All the apps and the website use the most recent secure version of TLS (version 1.2) for encrypted sessions, such as over https. However, the apps and website don’t use certificate pinning, in which the digital certificates used to validate identity are restricted to be accepted only if issued by a small number of outside parties. Pinning prevents subverting operating systems through malware that can install root certificates that would produce valid-looking documents that a pinned app would reject, but a non-pinned one would accept. It’s seen by security experts as a best practice for iOS apps by Apple and for apps in general.
Scown says Smile stores snippets at rest in unencrypted form on database servers operated by Compose.io, an IBM company. The company evaluated using solutions in which data is always encrypted except during the moments items are needed for syncing or updating, and found the other security elements—such as how passwords were restricted—were lacking in its evaluation.
There’s a difference between unencrypted and insecure, and it’s not de facto unsafe that Smile has made this choice. An attacker has to defeat multiple lines of defense to obtain the raw data—like two-factor authentication—and the raw data in snippets isn’t likely to be as valuable (and thus it’s much less likely to be a target) as, say, information stored by a password-syncing company like AgileBits or LastPass. Data encrypted “at rest” is yet another bar an attacker has to pass, but it’s not insuperable, either.

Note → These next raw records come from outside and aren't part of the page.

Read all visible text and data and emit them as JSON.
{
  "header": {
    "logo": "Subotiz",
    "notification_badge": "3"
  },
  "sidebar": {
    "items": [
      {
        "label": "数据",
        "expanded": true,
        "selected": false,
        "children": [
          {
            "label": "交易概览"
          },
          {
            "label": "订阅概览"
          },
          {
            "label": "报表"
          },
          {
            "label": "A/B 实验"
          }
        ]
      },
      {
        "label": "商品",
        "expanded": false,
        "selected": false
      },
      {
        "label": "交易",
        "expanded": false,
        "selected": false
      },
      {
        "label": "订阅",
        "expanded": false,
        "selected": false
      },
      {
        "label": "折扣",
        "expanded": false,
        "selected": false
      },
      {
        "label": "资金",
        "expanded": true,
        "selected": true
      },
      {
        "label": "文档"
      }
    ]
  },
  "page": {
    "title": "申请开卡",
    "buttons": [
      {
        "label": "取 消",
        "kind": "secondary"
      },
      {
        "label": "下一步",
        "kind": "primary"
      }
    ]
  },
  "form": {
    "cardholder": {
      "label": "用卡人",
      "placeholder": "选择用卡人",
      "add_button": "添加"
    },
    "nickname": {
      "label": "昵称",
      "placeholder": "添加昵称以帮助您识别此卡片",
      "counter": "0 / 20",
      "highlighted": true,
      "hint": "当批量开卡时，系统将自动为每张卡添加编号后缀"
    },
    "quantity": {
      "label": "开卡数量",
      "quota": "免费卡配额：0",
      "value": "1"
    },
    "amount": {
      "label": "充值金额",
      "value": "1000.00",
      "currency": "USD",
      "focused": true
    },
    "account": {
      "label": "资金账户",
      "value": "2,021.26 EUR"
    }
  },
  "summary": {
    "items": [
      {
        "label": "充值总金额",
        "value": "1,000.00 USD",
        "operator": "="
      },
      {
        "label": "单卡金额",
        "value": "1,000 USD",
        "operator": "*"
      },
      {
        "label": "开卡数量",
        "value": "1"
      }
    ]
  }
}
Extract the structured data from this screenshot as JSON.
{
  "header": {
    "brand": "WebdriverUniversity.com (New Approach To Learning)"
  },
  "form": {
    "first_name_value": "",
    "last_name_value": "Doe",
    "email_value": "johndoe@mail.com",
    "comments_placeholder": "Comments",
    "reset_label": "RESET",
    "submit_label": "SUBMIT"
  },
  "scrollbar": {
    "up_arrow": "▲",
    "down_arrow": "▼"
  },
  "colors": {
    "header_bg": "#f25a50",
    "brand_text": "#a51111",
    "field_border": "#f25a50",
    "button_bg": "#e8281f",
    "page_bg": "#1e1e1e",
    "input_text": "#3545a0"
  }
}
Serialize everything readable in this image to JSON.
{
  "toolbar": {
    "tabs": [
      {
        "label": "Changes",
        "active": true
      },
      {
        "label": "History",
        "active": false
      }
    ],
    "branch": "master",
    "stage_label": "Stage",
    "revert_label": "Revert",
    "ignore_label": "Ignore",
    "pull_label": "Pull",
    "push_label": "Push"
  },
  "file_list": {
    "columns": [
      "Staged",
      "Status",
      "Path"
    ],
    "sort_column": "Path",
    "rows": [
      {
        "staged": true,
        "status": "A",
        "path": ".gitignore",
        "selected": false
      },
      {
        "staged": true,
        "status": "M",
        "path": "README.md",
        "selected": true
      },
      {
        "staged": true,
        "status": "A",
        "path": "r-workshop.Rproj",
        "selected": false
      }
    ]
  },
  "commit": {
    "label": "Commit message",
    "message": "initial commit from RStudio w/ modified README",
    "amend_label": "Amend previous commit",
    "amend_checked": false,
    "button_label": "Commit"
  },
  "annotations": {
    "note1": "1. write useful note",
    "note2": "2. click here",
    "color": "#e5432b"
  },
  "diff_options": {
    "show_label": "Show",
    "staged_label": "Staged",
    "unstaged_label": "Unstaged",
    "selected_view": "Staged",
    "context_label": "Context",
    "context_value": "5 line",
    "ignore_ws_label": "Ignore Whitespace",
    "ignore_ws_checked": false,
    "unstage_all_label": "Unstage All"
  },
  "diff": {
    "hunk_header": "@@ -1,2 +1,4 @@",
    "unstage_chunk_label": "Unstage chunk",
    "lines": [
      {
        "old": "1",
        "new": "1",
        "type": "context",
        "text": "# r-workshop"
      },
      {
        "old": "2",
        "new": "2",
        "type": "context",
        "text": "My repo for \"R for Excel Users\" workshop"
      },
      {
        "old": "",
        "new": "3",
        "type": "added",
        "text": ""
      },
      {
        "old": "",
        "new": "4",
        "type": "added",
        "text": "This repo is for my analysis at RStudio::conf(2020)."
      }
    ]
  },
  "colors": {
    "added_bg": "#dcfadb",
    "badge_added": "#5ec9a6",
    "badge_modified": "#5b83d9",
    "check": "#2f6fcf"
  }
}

However, I believe Smile’s approach is naive given the current security climate. Other firms operating sync, backup, and hosting services that have native and web clients can let subscribers create a private passphrase that’s used for a per-account encryption key so that data is always encrypted in storage. These systems can support various methods to allow shared access to the same resource, as well.
This may seem like overkill and it adds a support burden to Smile (a lost passphrase means snippets would be unavailable unless backed up locally), but with their subscription cost, this seems like a reasonable baseline for which to ask. There are many approaches, and Smile chose none of them.
One more issue, highlighted after this review was originally published. The terms of service for TextExpander states explicitly, “The Service is not intended for use by users employed by any federal, state or local government.” This is likely intended to reduce liability, but it strikes another sour security note.